Krok 3:Twoja zbiórka jest gotowa, czas zacząć działać! Nikt nie wypromuje Twojej zbiórki tak jak Ty, dlatego pamiętaj, żeby udostępniać ją we wszystkich mediach społecznościowych: Facebook, Instagram, Twitter, LinkedIn czy YouTube i TikTok. Zacznij od rodziny i przyjaciół - poproś ich o udostępnienie i zachęć do wpłat. Wyślij znajomym linka do zbiórki z krótkim opisem na Messengerze, SMSem lub mailowo. Następnie skontaktuj się z lokalnymi mediami z prośbą o publikację Twojej zbiórki oraz zaangażuj w promocję okoliczne organizacje społeczne, władze samorządowe, instytucje oraz osoby znane w Twojej okolicy.

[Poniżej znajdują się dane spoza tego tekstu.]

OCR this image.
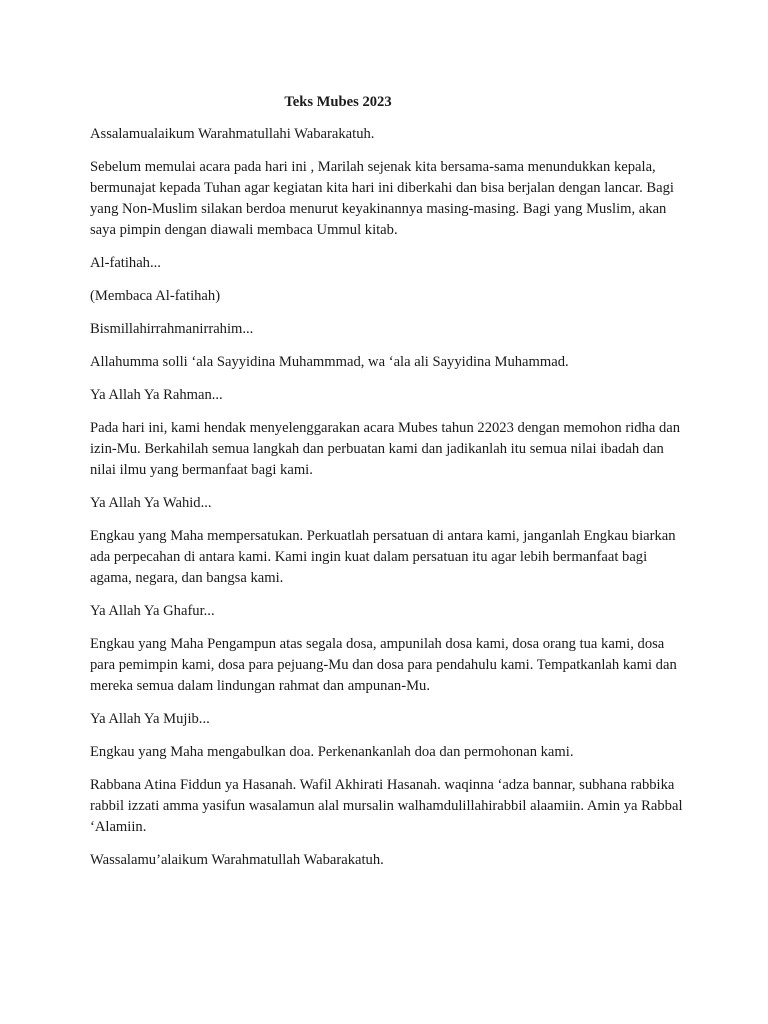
Teks Mubes 2023

Assalamualaikum Warahmatullahi Wabarakatuh.

Sebelum memulai acara pada hari ini , Marilah sejenak kita bersama-sama menundukkan kepala, bermunajat kepada Tuhan agar kegiatan kita hari ini diberkahi dan bisa berjalan dengan lancar. Bagi yang Non-Muslim silakan berdoa menurut keyakinannya masing-masing. Bagi yang Muslim, akan saya pimpin dengan diawali membaca Ummul kitab.

Al-fatihah...

(Membaca Al-fatihah)

Bismillahirrahmanirrahim...

Allahumma solli ‘ala Sayyidina Muhammmad, wa ‘ala ali Sayyidina Muhammad.

Ya Allah Ya Rahman...

Pada hari ini, kami hendak menyelenggarakan acara Mubes tahun 22023 dengan memohon ridha dan izin-Mu. Berkahilah semua langkah dan perbuatan kami dan jadikanlah itu semua nilai ibadah dan nilai ilmu yang bermanfaat bagi kami.

Ya Allah Ya Wahid...

Engkau yang Maha mempersatukan. Perkuatlah persatuan di antara kami, janganlah Engkau biarkan ada perpecahan di antara kami. Kami ingin kuat dalam persatuan itu agar lebih bermanfaat bagi agama, negara, dan bangsa kami.

Ya Allah Ya Ghafur...

Engkau yang Maha Pengampun atas segala dosa, ampunilah dosa kami, dosa orang tua kami, dosa para pemimpin kami, dosa para pejuang-Mu dan dosa para pendahulu kami. Tempatkanlah kami dan mereka semua dalam lindungan rahmat dan ampunan-Mu.

Ya Allah Ya Mujib...

Engkau yang Maha mengabulkan doa. Perkenankanlah doa dan permohonan kami.

Rabbana Atina Fiddun ya Hasanah. Wafil Akhirati Hasanah. waqinna ‘adza bannar, subhana rabbika rabbil izzati amma yasifun wasalamun alal mursalin walhamdulillahirabbil alaamiin. Amin ya Rabbal ‘Alamiin.

Wassalamu’alaikum Warahmatullah Wabarakatuh.
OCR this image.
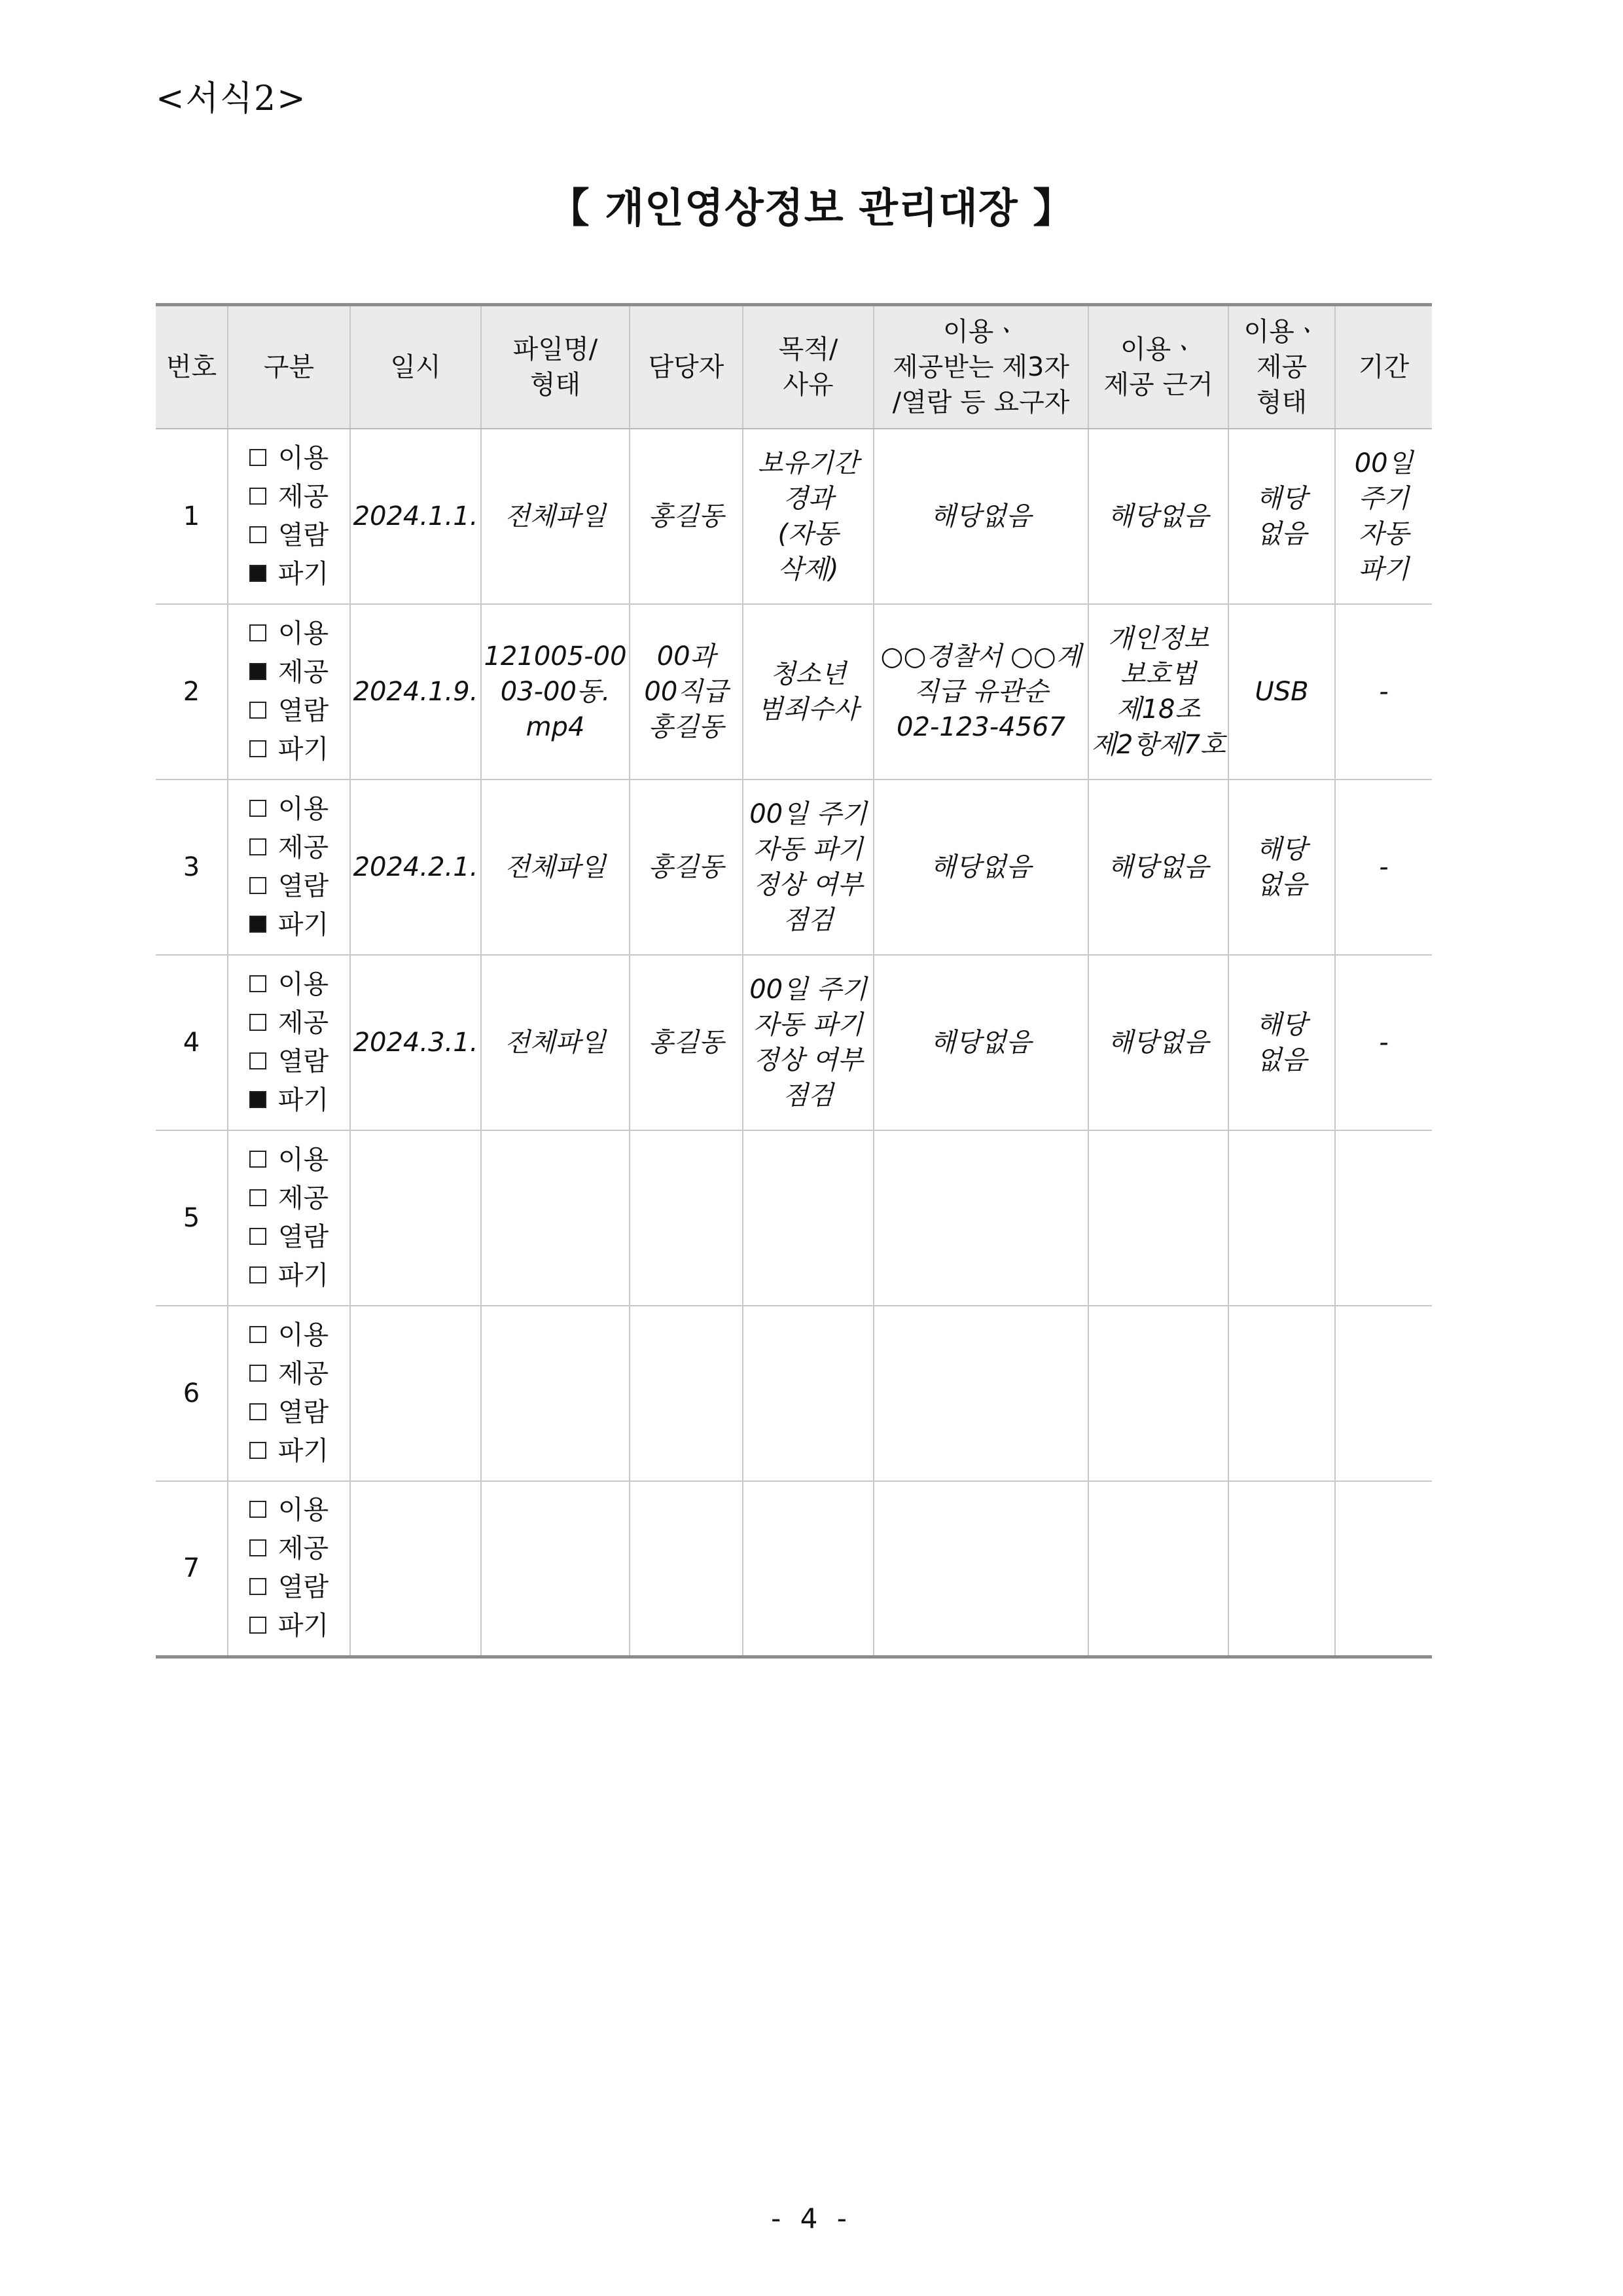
<서식2>
【 개인영상정보 관리대장 】
번호	구분	일시	파일명/
형태	담당자	목적/
사유	이용ㆍ
제공받는 제3자
/열람 등 요구자	이용ㆍ
제공 근거	이용ㆍ
제공
형태	기간
1	이용
제공
열람
파기	2024.1.1.	전체파일	홍길동	보유기간
경과
(자동
삭제)	해당없음	해당없음	해당
없음	00일
주기
자동
파기
2	이용
제공
열람
파기	2024.1.9.	121005-00
03-00동.
mp4	00과
00직급
홍길동	청소년
범죄수사	○○경찰서 ○○계
직급 유관순
02-123-4567	개인정보
보호법
제18조
제2항제7호	USB	-
3	이용
제공
열람
파기	2024.2.1.	전체파일	홍길동	00일 주기
자동 파기
정상 여부
점검	해당없음	해당없음	해당
없음	-
4	이용
제공
열람
파기	2024.3.1.	전체파일	홍길동	00일 주기
자동 파기
정상 여부
점검	해당없음	해당없음	해당
없음	-
5	이용
제공
열람
파기								

6	이용
제공
열람
파기								

7	이용
제공
열람
파기								

- 4 -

Pamiętaj, im więcej osób dowie się o Twojej zbiórce, tym większa szansa na osiągniecie celu! Więcej porad znajdziesz w ebooku, jak założyć i prowadzić skuteczną zbiórkę. Znajdziesz go w swoim panelu zarządzania zbiórką po jej stworzeniu. Sprawdź również naszego bloga, w którym dzielimy się praktycznymi poradami i wskazówkami.
Krok 4:Wszystkie osoby odwiedzające Twoją zbiórkę mogą szybko i bezpiecznie wpłacać na nią pieniądze, np. przy użyciu przelewów internetowych, kart kredytowych, tradycyjnych przelewów bankowych, a nawet na poczcie! Wpłaty księgują się natychmiast. Wszyscy widzą, jaką kwotę udało się już zebrać i mogą zapraszać do zbiórki kolejne osoby.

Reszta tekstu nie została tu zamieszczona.